思えば確かに二人は仲が良かった。姉弟のようであったからなかなか気づけないだけで、きっとお互いに大切に思っているだろう。
「そうだ、四人で遊んでいても、二人がいなくなるとダリシア嬢が心配して探しに行っていたっけ……」
そんなことまで思い出したところで、ツキンと一瞬胸が痛む。また余計なことを考えた。いろいろと思い出したせいで、変に兄心が成長しているのかもしれない。妹を嫁に出すような感じで……って、止めよう。
今回せっかく長時間、研究の為の時間ももらえたのだ。少しでも早く開発をして、仕事に役立てねば。と、襟を正す。
「次に会うのは一週間後か」
それまでに、研究に一区切りをつけておかないとだ。ついでに、この微妙な兄心とも。いや、兄心はあってもいいのか?

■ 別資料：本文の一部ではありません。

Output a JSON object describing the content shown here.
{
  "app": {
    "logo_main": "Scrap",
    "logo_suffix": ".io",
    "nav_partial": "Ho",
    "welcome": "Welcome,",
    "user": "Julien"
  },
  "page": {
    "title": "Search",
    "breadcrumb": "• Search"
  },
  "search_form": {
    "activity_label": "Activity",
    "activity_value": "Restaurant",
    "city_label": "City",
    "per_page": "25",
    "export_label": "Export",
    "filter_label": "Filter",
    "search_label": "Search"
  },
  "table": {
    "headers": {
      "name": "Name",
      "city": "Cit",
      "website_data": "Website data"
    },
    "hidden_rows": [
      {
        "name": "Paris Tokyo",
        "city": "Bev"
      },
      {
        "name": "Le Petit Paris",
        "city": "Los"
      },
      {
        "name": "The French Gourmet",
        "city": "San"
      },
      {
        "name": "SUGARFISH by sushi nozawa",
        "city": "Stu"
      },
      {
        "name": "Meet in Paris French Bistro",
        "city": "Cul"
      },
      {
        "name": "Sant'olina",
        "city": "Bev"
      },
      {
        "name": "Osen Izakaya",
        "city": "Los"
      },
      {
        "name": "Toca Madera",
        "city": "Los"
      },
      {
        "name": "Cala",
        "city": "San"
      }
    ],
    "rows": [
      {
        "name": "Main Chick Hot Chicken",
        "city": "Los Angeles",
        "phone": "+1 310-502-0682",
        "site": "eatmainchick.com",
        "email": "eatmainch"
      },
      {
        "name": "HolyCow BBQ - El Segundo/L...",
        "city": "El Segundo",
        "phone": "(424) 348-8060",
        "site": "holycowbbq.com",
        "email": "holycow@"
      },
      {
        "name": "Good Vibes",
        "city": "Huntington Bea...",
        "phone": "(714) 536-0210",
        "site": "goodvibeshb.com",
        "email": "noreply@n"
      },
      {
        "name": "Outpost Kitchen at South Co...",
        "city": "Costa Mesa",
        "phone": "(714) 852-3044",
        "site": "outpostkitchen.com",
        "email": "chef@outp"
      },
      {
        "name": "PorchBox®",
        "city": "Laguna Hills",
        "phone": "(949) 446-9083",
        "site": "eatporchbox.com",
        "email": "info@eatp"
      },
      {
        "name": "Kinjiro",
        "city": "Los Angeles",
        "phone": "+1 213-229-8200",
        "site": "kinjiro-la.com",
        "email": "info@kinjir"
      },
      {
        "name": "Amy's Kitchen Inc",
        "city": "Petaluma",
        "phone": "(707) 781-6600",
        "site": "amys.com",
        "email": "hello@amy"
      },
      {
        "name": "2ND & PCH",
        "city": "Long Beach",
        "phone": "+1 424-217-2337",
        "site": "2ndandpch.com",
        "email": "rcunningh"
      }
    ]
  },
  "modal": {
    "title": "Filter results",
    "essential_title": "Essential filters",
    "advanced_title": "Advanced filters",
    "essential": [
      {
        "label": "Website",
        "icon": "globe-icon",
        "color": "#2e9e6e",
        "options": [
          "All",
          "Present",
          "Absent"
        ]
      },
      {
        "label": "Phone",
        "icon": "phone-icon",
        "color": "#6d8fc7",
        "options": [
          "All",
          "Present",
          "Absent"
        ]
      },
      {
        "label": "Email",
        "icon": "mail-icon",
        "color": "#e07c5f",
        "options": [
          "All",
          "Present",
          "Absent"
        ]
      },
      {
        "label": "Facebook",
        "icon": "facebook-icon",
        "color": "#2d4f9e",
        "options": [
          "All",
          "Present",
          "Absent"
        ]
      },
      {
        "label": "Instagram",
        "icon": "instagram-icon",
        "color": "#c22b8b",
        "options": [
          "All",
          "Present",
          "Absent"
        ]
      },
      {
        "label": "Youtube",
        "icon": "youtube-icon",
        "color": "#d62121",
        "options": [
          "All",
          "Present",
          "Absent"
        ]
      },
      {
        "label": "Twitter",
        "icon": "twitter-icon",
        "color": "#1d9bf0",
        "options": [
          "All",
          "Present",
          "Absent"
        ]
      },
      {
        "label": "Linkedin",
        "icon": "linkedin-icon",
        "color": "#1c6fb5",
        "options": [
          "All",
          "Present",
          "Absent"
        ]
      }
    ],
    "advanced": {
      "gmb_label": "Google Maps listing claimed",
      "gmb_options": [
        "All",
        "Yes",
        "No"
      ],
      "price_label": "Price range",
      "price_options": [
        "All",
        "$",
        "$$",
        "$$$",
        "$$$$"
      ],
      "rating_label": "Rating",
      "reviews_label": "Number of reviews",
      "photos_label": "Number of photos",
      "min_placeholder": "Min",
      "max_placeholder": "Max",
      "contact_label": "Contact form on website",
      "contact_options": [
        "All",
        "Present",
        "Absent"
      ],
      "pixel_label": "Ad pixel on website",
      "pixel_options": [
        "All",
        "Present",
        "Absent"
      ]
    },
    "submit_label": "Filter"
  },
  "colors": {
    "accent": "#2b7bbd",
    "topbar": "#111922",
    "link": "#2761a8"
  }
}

「自分でも訳が分からなくなってきたな……本当に何をしている、俺……。いや、もう仕事だ!仕事をする!」
誰ともなく自分で宣言し、自白魔法道具の方式を書き込んだ書類を出す。
が、集中できない。なぜって。
『魔法って、不思議ですよね?調べれば調べるほど奥が深くて。つい、夢中になってしまいます。あっ、ルーエン様も分かります?わあ、嬉しいです!』
そう言って、とても嬉しそうに笑ってくれたダリシア嬢の顔が魔方陣の中にチラつくからだ。
やっぱり可愛かったな、と思ってしまう。
……幼馴染みの妹分だ。そりゃあ、可愛いに決まってるだろう。語彙力はないが、可愛いものは可愛い、悪いか!
そこはもう、開き直るしかなさそうだ。
後は、弟分と…二人が幸せになるように、きちんと兄で当て馬で、そうあればいいのだから。